Pacheco deitou-se com essa preocupação mas no dia seguinte tudo começou a correr ao contrário. Aquele dia de Dezembro amanheceu extraordinariamente frio e Pacheco começou por se levantar extraordinariamente tarde. Faltou a água para o banho quente, a velha criada não tinha posto toda a roupa em ordem, por fim não se sabia do botão do colarinho. Já haviam batido as doze badaladas do meio dia do relógio da torre e Pacheco estava ainda por vestir. Noiva, padrinhos e convidados esperavam na Igreja com preocupação.
O tempo corria velozmente, Isabelinha mostrava impaciência.
O carrilhão batia sonoramente os quartos de hora e Pacheco não aparecia.
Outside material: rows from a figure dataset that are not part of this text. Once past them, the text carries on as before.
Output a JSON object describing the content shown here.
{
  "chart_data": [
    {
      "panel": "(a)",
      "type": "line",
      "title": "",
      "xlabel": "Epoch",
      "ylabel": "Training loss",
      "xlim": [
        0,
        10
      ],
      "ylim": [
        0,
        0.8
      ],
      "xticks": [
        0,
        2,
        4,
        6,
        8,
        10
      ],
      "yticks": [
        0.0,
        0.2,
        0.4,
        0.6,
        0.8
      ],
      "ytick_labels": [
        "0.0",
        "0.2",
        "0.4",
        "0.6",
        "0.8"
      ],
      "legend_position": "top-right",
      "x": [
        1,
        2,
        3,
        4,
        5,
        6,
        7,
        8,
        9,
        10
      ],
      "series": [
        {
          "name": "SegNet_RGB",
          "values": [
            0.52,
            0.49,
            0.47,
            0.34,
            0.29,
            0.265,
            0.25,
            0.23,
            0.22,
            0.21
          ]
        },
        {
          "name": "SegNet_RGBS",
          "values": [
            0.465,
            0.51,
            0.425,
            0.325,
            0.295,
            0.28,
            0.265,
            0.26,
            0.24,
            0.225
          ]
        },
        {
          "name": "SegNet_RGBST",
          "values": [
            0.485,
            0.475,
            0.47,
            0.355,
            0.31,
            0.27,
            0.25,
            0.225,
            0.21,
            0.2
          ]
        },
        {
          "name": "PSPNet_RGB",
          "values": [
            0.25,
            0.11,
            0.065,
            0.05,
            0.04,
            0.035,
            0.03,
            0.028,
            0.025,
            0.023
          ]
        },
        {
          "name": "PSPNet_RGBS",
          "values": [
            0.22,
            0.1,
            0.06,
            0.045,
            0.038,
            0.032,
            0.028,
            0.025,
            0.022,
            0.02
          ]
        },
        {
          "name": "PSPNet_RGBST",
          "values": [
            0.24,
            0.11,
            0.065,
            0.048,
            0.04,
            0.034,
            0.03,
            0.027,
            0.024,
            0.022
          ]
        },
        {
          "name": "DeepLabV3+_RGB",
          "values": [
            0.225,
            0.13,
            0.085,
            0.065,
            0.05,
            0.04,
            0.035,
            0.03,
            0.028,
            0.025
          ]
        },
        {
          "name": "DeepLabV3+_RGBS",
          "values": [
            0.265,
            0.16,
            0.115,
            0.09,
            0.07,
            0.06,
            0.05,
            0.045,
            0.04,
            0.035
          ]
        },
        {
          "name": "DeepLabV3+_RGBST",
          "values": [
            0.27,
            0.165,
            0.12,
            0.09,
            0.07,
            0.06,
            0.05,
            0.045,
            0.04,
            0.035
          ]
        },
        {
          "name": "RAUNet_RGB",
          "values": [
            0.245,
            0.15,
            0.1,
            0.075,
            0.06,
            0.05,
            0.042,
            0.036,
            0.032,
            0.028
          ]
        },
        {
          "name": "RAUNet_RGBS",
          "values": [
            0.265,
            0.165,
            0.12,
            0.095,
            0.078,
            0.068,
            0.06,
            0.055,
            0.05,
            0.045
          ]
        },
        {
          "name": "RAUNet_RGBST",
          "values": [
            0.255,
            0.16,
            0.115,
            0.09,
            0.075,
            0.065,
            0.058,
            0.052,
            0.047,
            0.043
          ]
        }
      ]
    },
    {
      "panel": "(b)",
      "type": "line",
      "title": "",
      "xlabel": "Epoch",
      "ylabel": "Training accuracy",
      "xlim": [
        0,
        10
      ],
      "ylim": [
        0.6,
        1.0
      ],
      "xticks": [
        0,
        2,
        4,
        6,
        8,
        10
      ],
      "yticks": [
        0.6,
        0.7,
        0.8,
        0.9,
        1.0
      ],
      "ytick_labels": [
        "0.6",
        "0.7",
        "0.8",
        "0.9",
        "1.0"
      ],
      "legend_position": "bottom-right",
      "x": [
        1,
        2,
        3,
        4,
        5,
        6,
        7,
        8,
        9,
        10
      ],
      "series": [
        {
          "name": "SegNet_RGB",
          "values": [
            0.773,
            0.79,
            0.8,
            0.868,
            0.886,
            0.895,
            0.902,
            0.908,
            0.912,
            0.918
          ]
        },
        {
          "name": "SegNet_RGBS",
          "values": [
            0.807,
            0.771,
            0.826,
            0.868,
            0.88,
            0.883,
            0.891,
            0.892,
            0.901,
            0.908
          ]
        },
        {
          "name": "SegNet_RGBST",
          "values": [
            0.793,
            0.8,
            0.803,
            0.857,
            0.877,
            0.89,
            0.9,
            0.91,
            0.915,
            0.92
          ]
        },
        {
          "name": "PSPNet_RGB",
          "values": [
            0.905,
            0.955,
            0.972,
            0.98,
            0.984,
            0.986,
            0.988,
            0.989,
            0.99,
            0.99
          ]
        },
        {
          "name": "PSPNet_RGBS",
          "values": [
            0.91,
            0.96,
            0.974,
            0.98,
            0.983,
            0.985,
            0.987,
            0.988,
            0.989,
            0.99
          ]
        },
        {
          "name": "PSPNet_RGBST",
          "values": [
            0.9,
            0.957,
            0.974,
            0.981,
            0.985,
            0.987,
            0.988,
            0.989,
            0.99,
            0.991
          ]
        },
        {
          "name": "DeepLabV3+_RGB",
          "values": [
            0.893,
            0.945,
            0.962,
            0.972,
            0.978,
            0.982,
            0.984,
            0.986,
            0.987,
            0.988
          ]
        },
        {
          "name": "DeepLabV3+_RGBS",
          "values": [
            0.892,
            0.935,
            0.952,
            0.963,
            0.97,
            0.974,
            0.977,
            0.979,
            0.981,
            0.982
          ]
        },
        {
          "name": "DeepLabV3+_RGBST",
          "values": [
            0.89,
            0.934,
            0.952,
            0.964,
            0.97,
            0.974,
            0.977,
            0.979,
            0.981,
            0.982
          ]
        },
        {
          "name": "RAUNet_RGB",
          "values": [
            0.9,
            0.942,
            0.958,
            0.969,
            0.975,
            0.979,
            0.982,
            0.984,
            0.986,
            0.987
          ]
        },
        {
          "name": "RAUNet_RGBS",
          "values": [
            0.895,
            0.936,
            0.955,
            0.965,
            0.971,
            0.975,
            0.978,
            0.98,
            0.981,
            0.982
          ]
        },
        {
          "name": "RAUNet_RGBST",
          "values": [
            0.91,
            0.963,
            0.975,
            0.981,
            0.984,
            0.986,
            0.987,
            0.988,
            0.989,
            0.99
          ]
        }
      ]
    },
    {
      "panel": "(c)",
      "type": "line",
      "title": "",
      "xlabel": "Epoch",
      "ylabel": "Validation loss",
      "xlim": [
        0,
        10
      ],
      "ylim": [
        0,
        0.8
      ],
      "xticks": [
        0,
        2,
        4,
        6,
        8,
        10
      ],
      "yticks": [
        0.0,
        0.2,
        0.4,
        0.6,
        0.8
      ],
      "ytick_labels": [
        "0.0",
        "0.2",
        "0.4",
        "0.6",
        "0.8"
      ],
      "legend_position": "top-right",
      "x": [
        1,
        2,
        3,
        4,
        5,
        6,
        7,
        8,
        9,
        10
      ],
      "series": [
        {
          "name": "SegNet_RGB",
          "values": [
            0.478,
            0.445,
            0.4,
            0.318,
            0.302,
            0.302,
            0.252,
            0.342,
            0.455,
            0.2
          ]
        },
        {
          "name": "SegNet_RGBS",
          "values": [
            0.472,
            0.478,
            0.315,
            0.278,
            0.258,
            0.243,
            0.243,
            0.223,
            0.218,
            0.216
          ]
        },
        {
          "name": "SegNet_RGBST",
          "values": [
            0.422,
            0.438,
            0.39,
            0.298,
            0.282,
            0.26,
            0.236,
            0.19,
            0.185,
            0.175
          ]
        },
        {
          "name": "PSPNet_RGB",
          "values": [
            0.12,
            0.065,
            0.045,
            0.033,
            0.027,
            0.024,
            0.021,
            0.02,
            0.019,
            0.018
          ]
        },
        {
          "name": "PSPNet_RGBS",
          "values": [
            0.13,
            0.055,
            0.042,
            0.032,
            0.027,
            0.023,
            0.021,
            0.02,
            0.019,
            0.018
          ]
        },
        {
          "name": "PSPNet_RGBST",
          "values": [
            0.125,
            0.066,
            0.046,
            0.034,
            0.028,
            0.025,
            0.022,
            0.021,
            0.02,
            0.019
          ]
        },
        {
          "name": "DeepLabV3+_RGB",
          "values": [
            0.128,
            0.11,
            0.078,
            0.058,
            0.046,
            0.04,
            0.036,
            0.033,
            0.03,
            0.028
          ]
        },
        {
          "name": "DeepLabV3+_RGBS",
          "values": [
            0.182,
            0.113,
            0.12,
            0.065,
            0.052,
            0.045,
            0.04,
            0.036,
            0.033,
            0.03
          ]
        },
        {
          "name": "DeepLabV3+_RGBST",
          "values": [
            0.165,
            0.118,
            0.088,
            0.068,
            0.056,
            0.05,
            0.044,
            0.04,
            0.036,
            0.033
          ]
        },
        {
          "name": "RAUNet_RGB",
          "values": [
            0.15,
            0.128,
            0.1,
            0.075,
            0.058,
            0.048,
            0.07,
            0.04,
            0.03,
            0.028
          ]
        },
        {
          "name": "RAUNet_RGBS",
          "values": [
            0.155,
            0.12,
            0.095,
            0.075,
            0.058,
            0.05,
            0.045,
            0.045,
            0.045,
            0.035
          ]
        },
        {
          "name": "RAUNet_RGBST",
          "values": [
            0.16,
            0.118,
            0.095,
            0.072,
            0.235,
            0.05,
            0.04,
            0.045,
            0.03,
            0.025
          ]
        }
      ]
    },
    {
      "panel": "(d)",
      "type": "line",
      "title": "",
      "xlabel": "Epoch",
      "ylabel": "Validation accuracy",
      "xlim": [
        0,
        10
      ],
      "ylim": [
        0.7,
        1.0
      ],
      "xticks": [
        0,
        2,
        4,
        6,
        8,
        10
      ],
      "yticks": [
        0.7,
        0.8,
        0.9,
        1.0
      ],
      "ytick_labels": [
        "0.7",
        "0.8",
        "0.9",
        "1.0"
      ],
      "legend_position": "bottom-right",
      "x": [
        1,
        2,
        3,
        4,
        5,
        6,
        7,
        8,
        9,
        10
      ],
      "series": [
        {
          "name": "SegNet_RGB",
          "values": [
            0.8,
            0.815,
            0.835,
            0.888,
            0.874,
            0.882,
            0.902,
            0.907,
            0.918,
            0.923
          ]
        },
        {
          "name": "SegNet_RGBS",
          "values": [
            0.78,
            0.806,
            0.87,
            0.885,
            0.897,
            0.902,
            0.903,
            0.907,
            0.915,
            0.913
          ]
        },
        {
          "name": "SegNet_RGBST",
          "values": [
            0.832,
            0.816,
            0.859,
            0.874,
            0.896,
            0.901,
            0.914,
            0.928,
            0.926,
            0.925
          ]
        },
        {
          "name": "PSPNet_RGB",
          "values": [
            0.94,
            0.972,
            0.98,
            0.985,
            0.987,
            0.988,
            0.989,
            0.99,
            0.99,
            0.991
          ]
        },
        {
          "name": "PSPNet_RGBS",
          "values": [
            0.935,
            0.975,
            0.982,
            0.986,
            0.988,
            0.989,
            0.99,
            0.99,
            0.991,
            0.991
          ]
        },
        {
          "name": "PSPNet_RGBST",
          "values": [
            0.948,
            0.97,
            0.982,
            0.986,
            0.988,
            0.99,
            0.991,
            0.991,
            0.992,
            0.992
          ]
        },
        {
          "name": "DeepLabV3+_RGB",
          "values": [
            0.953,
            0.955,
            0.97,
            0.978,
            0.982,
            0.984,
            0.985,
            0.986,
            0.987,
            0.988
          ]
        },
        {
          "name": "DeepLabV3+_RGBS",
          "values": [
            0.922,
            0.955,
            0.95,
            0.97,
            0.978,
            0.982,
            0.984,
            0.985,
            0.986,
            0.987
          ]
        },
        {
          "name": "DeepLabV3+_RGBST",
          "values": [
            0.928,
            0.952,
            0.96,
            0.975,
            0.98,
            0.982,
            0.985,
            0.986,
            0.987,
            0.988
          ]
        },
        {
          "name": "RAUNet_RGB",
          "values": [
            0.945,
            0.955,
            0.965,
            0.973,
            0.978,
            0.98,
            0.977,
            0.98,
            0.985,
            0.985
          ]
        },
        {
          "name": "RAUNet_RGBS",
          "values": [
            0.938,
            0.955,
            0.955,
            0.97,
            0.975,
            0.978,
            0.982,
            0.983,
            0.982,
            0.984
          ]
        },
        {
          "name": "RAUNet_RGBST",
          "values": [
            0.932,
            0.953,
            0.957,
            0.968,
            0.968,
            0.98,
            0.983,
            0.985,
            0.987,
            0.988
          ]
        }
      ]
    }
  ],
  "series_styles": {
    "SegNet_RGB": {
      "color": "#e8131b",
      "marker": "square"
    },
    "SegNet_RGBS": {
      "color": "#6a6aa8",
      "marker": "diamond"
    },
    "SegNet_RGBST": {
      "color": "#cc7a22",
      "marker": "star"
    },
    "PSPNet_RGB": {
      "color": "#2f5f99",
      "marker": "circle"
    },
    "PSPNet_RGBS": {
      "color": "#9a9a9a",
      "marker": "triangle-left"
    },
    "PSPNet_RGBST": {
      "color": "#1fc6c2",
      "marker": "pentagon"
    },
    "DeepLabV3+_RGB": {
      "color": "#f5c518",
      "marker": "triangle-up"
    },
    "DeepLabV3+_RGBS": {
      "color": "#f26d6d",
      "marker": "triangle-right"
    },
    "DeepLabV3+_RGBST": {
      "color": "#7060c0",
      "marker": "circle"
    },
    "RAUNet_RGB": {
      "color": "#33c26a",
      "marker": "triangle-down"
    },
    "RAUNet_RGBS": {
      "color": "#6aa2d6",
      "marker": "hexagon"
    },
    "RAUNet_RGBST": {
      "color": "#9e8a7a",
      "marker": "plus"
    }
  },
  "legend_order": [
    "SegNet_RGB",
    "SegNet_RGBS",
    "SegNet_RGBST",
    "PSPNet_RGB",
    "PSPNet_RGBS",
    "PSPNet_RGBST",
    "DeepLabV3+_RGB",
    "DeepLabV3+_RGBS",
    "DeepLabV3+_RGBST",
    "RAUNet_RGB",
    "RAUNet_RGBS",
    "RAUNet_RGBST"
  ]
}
A noiva teve uma crise de nervos. Perante o espanto de todos declarou que desistia do casamento e exigiu que o pai a levasse rapidamente para casa.
Quando Pacheco chegou encontrou a Igreja triste e deserta. Onde estavam a noiva, os amigos, as flores, os acordes duma marcha nupcial?
Apenas o bondoso padre Camilo, junto ao altar-mór, esperara por ele.
Fez-lhe um lento aceno com a cabeça em sinal de reprovação.
Num instante, Pacheco compreendeu tudo.
Beijou a mão do padre, fez o sinal da cruz e, envergonhado, abalou da Igreja numa corrida desordenada.
Correu, correu, sem destino, com a cabeça repleta de ideias confusas.
Sentia-se um homem desgraçado, vencido, vexado por aquele complexo de inferioridade, que não lhe permitia chegar a horas a qualquer parte.
Pareceu-lhe ouvir um silvo de comboio. Um pensamento horrível lhe atravessou o cérebro. De facto, o comboio da uma da tarde devia estar a passar. O caminho de ferro ficava ainda a um quilómetro. Sempre numa corrida louca só lhe apetecia desaparecer de tudo e de todos. Acelerou a corrida – estava decidido, iria pôr termo à vida. Só queria esmigalhar-se contra o comboio. Já avistava a linha e a máquina do monstro a aparecer numa curva. Num esforço sobrehumano Pacheco vencia as últimas dezenas de metros que o separavam dos carris.
Mas o comboio, em grande velocidade, numa massa negra, fugidia, que a seus olhos parecia cheia de linhas horizontais, passou, como um meteoro, na sua frente.
Quando Pacheco caiu, exausto, sobre os carris de ferro, já tinha passado a última carruagem.
* * *
Salvou-lhe a vida, desta vez, o seu trágico destino de chegar sempre atrasado.